Steelos after WWII
More cars and more fridges meant more steel.
In 1955 Steelos invested again spending £4 million on a Hot Strip Mill to be built across the road from the Templeborough Melting Shop. This plant rolled wider steel sheet that could be used for making things like cars and refrigerators. The demand for consumer goods had risen dramatically after the Second World War and the company had carried out careful research and knew that there was a good market for this steel product in the UK. Sure enough the plant started operating in 1957 and was soon setting records for production. The steel slabs were delivered to the strip mill for processing by railway from the Templeborough Works across the Sheffield Road. The plant is still going today as Brinsworth Strip Mill and can be seen opposite Magna as you drive towards Sheffield.
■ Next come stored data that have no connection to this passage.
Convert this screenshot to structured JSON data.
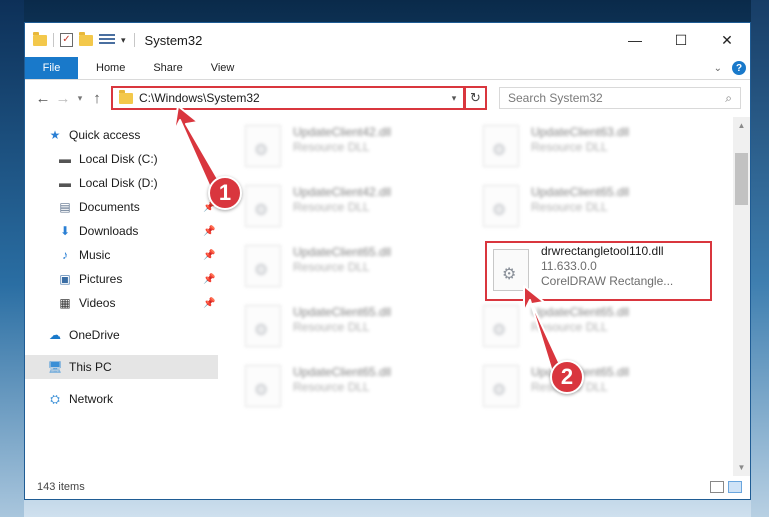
{
  "window": {
    "title": "System32",
    "controls": {
      "minimize": "—",
      "maximize": "☐",
      "close": "✕"
    }
  },
  "quick_access_icons": [
    "folder-icon",
    "properties-check-icon",
    "new-folder-icon",
    "customize-icon"
  ],
  "ribbon": {
    "tabs": [
      "File",
      "Home",
      "Share",
      "View"
    ],
    "help": "?"
  },
  "nav": {
    "address": "C:\\Windows\\System32",
    "search_placeholder": "Search System32"
  },
  "sidebar": {
    "items": [
      {
        "label": "Quick access",
        "icon": "star-icon",
        "pinned": false
      },
      {
        "label": "Local Disk (C:)",
        "icon": "drive-icon",
        "pinned": false
      },
      {
        "label": "Local Disk (D:)",
        "icon": "drive-icon",
        "pinned": false
      },
      {
        "label": "Documents",
        "icon": "documents-icon",
        "pinned": true
      },
      {
        "label": "Downloads",
        "icon": "download-icon",
        "pinned": true
      },
      {
        "label": "Music",
        "icon": "music-icon",
        "pinned": true
      },
      {
        "label": "Pictures",
        "icon": "pictures-icon",
        "pinned": true
      },
      {
        "label": "Videos",
        "icon": "videos-icon",
        "pinned": true
      },
      {
        "label": "OneDrive",
        "icon": "cloud-icon",
        "pinned": false
      },
      {
        "label": "This PC",
        "icon": "computer-icon",
        "pinned": false,
        "selected": true
      },
      {
        "label": "Network",
        "icon": "network-icon",
        "pinned": false
      }
    ]
  },
  "files": {
    "left_column": [
      {
        "name": "UpdateClient42.dll",
        "sub": "Resource DLL"
      },
      {
        "name": "UpdateClient42.dll",
        "sub": "Resource DLL"
      },
      {
        "name": "UpdateClient65.dll",
        "sub": "Resource DLL"
      },
      {
        "name": "UpdateClient65.dll",
        "sub": "Resource DLL"
      },
      {
        "name": "UpdateClient65.dll",
        "sub": "Resource DLL"
      }
    ],
    "right_column": [
      {
        "name": "UpdateClient63.dll",
        "sub": "Resource DLL"
      },
      {
        "name": "UpdateClient65.dll",
        "sub": "Resource DLL"
      },
      {
        "name": "drwrectangletool110.dll",
        "sub": "11.633.0.0",
        "sub2": "CorelDRAW Rectangle...",
        "highlighted": true
      },
      {
        "name": "UpdateClient65.dll",
        "sub": "Resource DLL"
      },
      {
        "name": "UpdateClient65.dll",
        "sub": "Resource DLL"
      }
    ]
  },
  "status": {
    "item_count": "143 items"
  },
  "annotations": {
    "step1": "1",
    "step2": "2"
  },
  "colors": {
    "accent": "#1979ca",
    "highlight": "#d9363e"
  }
}
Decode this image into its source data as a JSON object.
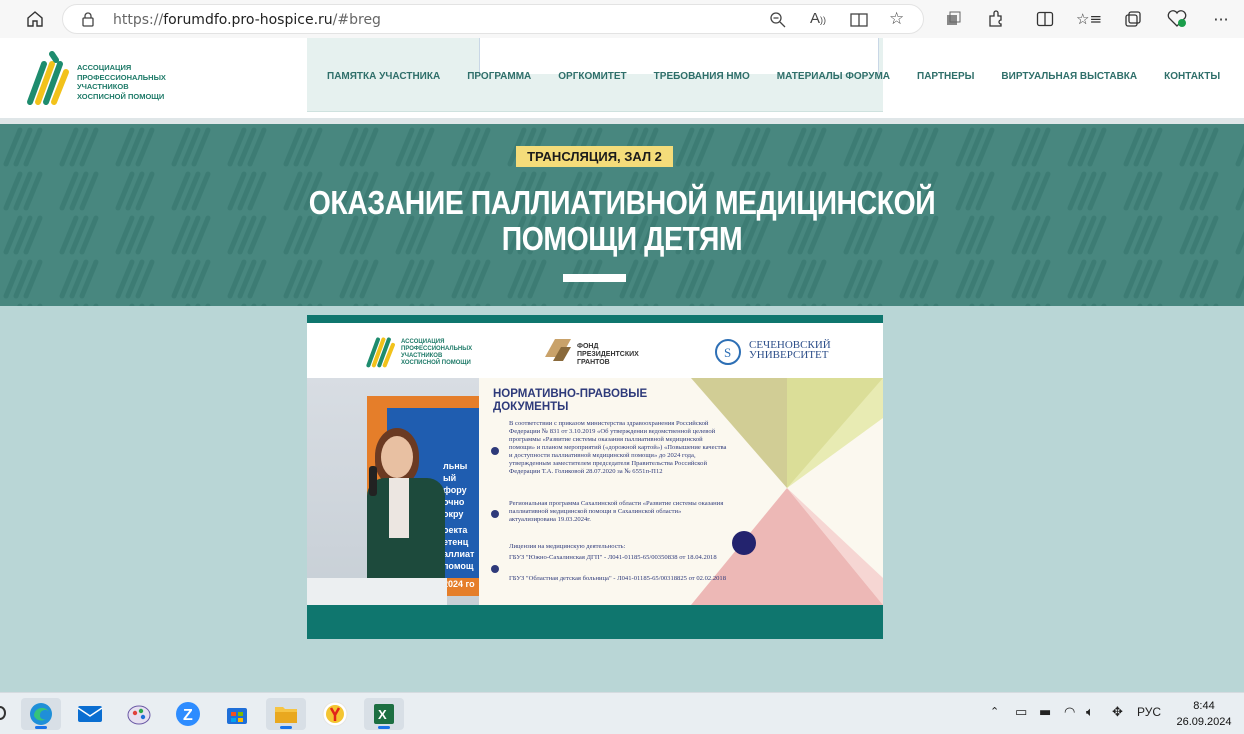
{
  "browser": {
    "url_scheme": "https://",
    "url_host": "forumdfo.pro-hospice.ru",
    "url_path": "/#breg",
    "icons": {
      "home": "home-icon",
      "lock": "lock-icon",
      "zoom": "zoom-out-icon",
      "read_aloud": "read-aloud-icon",
      "immersive": "immersive-reader-icon",
      "favorite": "star-icon",
      "extensions": "puzzle-icon",
      "split": "split-screen-icon",
      "favorites_bar": "favorites-list-icon",
      "collections": "collections-icon",
      "browser_essentials": "heart-pulse-icon",
      "menu": "more-menu-icon"
    }
  },
  "site": {
    "logo_lines": [
      "АССОЦИАЦИЯ",
      "ПРОФЕССИОНАЛЬНЫХ",
      "УЧАСТНИКОВ",
      "ХОСПИСНОЙ ПОМОЩИ"
    ],
    "nav": [
      "ПАМЯТКА УЧАСТНИКА",
      "ПРОГРАММА",
      "ОРГКОМИТЕТ",
      "ТРЕБОВАНИЯ НМО",
      "МАТЕРИАЛЫ ФОРУМА",
      "ПАРТНЕРЫ",
      "ВИРТУАЛЬНАЯ ВЫСТАВКА",
      "КОНТАКТЫ"
    ],
    "colors": {
      "brand_green": "#1e7a68",
      "hero_bg": "#48877f",
      "page_bg": "#b9d6d6",
      "badge": "#f4dc7a"
    }
  },
  "hero": {
    "badge": "ТРАНСЛЯЦИЯ, ЗАЛ 2",
    "title_line1": "ОКАЗАНИЕ ПАЛЛИАТИВНОЙ МЕДИЦИНСКОЙ",
    "title_line2": "ПОМОЩИ ДЕТЯМ"
  },
  "video": {
    "partners": {
      "association": [
        "АССОЦИАЦИЯ",
        "ПРОФЕССИОНАЛЬНЫХ",
        "УЧАСТНИКОВ",
        "ХОСПИСНОЙ ПОМОЩИ"
      ],
      "fund": [
        "ФОНД",
        "ПРЕЗИДЕНТСКИХ",
        "ГРАНТОВ"
      ],
      "university": [
        "СЕЧЕНОВСКИЙ",
        "УНИВЕРСИТЕТ"
      ]
    },
    "slide_title_line1": "НОРМАТИВНО-ПРАВОВЫЕ",
    "slide_title_line2": "ДОКУМЕНТЫ",
    "para1": "В соответствии с приказом министерства здравоохранения Российской Федерации № 831 от 3.10.2019 «Об утверждении ведомственной целевой программы «Развитие системы оказания паллиативной медицинской помощи» и планом мероприятий («дорожной картой») «Повышение качества и доступности паллиативной медицинской помощи» до 2024 года, утвержденным заместителем председателя Правительства Российской Федерации Т.А. Голиковой 28.07.2020 за № 6551п-П12",
    "para2": "Региональная программа Сахалинской области «Развитие системы оказания паллиативной медицинской помощи в Сахалинской области» актуализирована 19.03.2024г.",
    "para3_head": "Лицензия на медицинскую деятельность:",
    "para3_a": "ГБУЗ \"Южно-Сахалинская ДГП\" - Л041-01185-65/00350838 от 18.04.2018",
    "para3_b": "ГБУЗ \"Областная детская больница\" - Л041-01185-65/00318825 от 02.02.2018",
    "banner_text": [
      "льны",
      "ый",
      "фору",
      "очно",
      "окру",
      "оекта",
      "етенц",
      "аллиат",
      "помощ",
      "2024 го"
    ]
  },
  "taskbar": {
    "apps": [
      "start-icon",
      "edge-icon",
      "mail-icon",
      "paint-icon",
      "zoom-icon",
      "store-icon",
      "explorer-icon",
      "yandex-icon",
      "excel-icon"
    ],
    "tray_lang": "РУС",
    "time": "8:44",
    "date": "26.09.2024"
  }
}
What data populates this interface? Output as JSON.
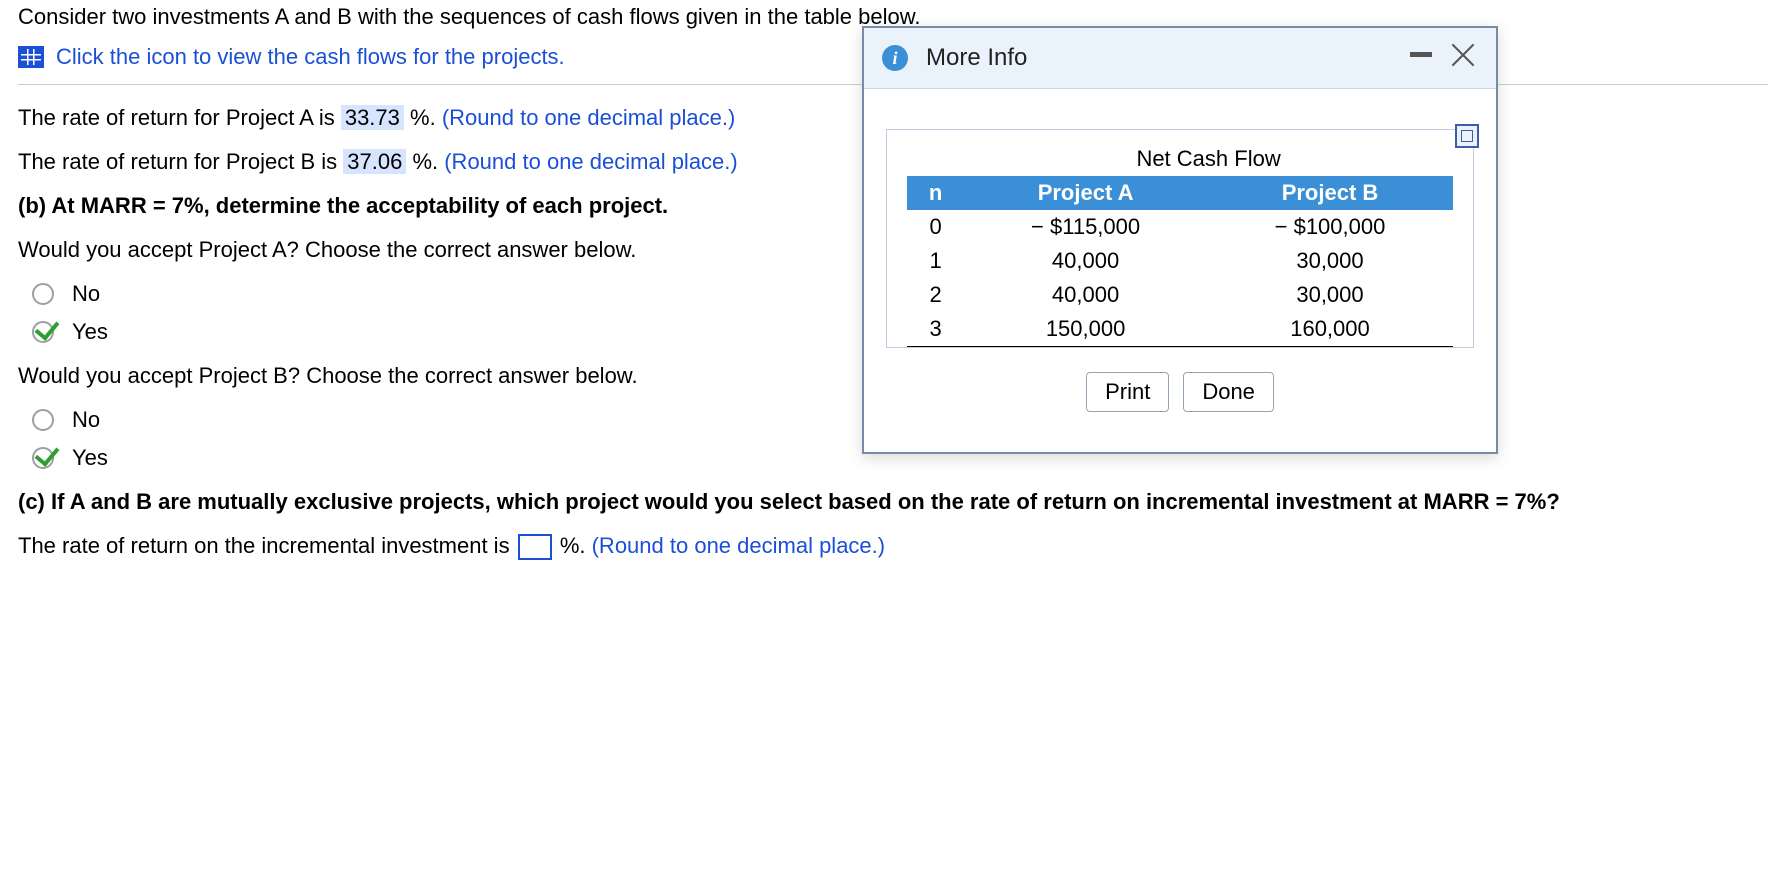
{
  "intro": "Consider two investments A and B with the sequences of cash flows given in the table below.",
  "link_text": "Click the icon to view the cash flows for the projects.",
  "line_a_prefix": "The rate of return for Project A is ",
  "line_a_value": "33.73",
  "line_a_suffix": " %. ",
  "line_b_prefix": "The rate of return for Project B is ",
  "line_b_value": "37.06",
  "line_b_suffix": " %. ",
  "round_hint": "(Round to one decimal place.)",
  "part_b": "(b) At MARR = 7%, determine the acceptability of each project.",
  "q_a": "Would you accept Project A? Choose the correct answer below.",
  "q_b": "Would you accept Project B? Choose the correct answer below.",
  "opt_no": "No",
  "opt_yes": "Yes",
  "part_c": "(c) If A and B are mutually exclusive projects, which project would you select based on the rate of return on incremental investment at MARR = 7%?",
  "incr_prefix": "The rate of return on the incremental investment is ",
  "incr_suffix": "%. ",
  "modal": {
    "title": "More Info",
    "super_header": "Net Cash Flow",
    "headers": {
      "n": "n",
      "a": "Project A",
      "b": "Project B"
    },
    "rows": [
      {
        "n": "0",
        "a": "− $115,000",
        "b": "− $100,000"
      },
      {
        "n": "1",
        "a": "40,000",
        "b": "30,000"
      },
      {
        "n": "2",
        "a": "40,000",
        "b": "30,000"
      },
      {
        "n": "3",
        "a": "150,000",
        "b": "160,000"
      }
    ],
    "print": "Print",
    "done": "Done"
  }
}
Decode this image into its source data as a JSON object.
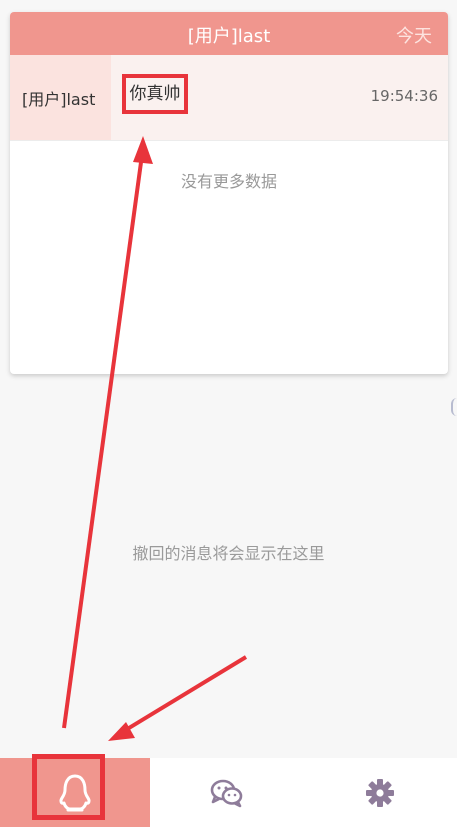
{
  "card": {
    "title": "[用户]last",
    "date_label": "今天",
    "message": {
      "sender": "[用户]last",
      "content": "你真帅",
      "time": "19:54:36"
    },
    "no_more_text": "没有更多数据"
  },
  "empty_hint": "撤回的消息将会显示在这里",
  "tabs": [
    {
      "name": "qq",
      "icon": "qq-penguin-icon",
      "active": true
    },
    {
      "name": "wechat",
      "icon": "wechat-icon",
      "active": false
    },
    {
      "name": "settings",
      "icon": "gear-icon",
      "active": false
    }
  ],
  "colors": {
    "accent": "#f0968e",
    "annotation_red": "#e8343b",
    "icon_purple": "#8e7c9a"
  }
}
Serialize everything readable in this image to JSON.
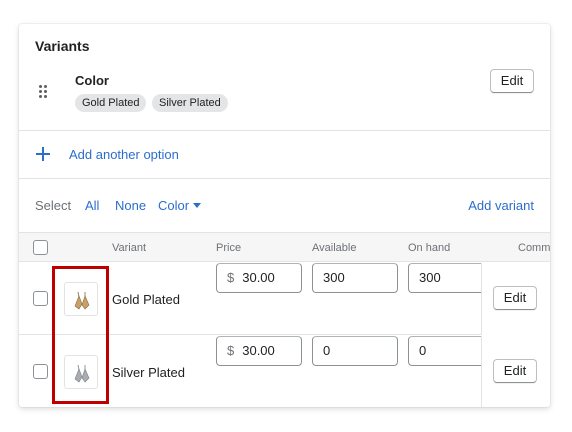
{
  "card": {
    "title": "Variants"
  },
  "option": {
    "name": "Color",
    "values": [
      "Gold Plated",
      "Silver Plated"
    ],
    "edit_label": "Edit"
  },
  "add_option": {
    "label": "Add another option"
  },
  "select_bar": {
    "label": "Select",
    "all": "All",
    "none": "None",
    "color": "Color",
    "add_variant": "Add variant"
  },
  "table": {
    "headers": [
      "Variant",
      "Price",
      "Available",
      "On hand",
      "Comm"
    ],
    "rows": [
      {
        "variant": "Gold Plated",
        "currency": "$",
        "price": "30.00",
        "available": "300",
        "on_hand": "300",
        "edit_label": "Edit",
        "thumb_color": "#c8a16a"
      },
      {
        "variant": "Silver Plated",
        "currency": "$",
        "price": "30.00",
        "available": "0",
        "on_hand": "0",
        "edit_label": "Edit",
        "thumb_color": "#a9adb2"
      }
    ]
  },
  "colors": {
    "link": "#2c6ecb",
    "highlight": "#c00000",
    "tag_bg": "#e4e5e7"
  }
}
The open hearth furnaces made excellent steel but the process took a long time, and ‘Operation SPEAR’ - Steel Peech Electric Arc Reorganisation - replaced them with six state-of-the-art Electric Arc Furnaces. The scheme heralded the end of the iconic ‘fourteen sisters’ that had been a dominant feature of the local skyline for forty years. When the last of the new furnaces was switched on in 1965, Templeborough’s Electric Melting Shop became the world’s largest electric steel plant. Once running they used as much electricity as the town of Rotherham itself!